Solari: filtri UV ammessi e claim SPF

Cosmetici

Notifica CPNP, PIF ed etichettatura dei prodotti cosmetici (Reg. 1223/2009).

7 min di letturaAggiornato il 29/05/2026Cosmetici

In sintesi

  • L’Allegato VI del Reg. (CE) 1223/2009 elenca i filtri UV autorizzati con le rispettive concentrazioni massime.
  • Il Reg. (UE) 655/2013 e la Raccomandazione della Commissione 2006/647/CE indicano il metodo di test ISO 24444 per l’SPF in vivo.
  • La Raccomandazione della Commissione 2006/647/CE indica che la protezione UVA dovrebbe essere almeno 1/3 dell’SPF dichiarato, verificata con metodo ISO 24443 (in vitro) o tramite…
  • Il Reg. (UE) 655/2013 sui claim cosmetici e il relativo documento tecnico vietano claim assoluti come ‘protezione totale’ o ‘100% waterproof’.

Formulare o importare un prodotto solare richiede di navigare un insieme di regole tecniche precise: l’elenco positivo dei filtri UV dell’Allegato VI del Reg. (CE) 1223/2009, i metodi di test per l’SPF disciplinati dal Reg. (UE) 655/2013, i limiti di concentrazione, i claim ammessi e le indicazioni obbligatorie in etichetta. Un errore su uno qualsiasi di questi punti può comportare il ritiro del prodotto dal mercato o sanzioni amministrative.

Questa guida analizza sistematicamente i filtri UV autorizzati, i limiti di concentrazione, come si calcola e si dichiara l’SPF, le regole sui claim e le particolarità dei nanomateriali. Il riferimento primario è il Reg. (CE) 1223/2009 e la Raccomandazione della Commissione 2006/647/CE.
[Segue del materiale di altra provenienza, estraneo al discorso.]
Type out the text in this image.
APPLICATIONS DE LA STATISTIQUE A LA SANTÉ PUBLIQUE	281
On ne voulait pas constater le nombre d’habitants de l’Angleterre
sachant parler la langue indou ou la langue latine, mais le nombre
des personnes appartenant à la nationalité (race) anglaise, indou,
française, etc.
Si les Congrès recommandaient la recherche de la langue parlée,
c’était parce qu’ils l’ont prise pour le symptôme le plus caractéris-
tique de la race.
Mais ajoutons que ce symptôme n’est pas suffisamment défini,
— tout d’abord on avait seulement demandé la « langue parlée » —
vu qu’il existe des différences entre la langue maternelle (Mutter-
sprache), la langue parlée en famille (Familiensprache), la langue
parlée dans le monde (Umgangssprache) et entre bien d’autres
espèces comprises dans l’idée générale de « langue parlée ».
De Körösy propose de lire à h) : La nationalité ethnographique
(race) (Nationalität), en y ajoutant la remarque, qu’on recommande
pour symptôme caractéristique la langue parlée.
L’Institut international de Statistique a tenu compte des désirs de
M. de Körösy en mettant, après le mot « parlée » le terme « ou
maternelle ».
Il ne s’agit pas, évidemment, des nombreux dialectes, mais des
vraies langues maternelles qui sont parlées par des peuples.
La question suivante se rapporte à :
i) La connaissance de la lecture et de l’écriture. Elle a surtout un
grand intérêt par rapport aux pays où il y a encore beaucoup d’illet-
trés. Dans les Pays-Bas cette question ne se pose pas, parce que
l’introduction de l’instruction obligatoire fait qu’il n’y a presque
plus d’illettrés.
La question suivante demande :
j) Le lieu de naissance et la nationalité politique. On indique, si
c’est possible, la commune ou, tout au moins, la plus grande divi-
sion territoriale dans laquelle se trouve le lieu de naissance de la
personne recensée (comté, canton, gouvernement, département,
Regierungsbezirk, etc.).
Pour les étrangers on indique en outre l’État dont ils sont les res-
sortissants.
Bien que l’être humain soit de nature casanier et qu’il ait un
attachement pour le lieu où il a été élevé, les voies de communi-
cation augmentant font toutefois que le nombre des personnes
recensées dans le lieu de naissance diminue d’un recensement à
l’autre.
Filtri UV nell’UE: il principio della lista positiva

Il sistema europeo si basa su una lista positiva: solo le sostanze espressamente elencate nell’Allegato VI del Reg. (CE) 1223/2009 possono essere utilizzate come filtri UV nei cosmetici, nei limiti di concentrazione ivi indicati. L’uso di qualsiasi filtro non incluso in tale elenco è vietato, indipendentemente da prove di sicurezza condotte altrove (es. negli USA, dove il quadro normativo è diverso).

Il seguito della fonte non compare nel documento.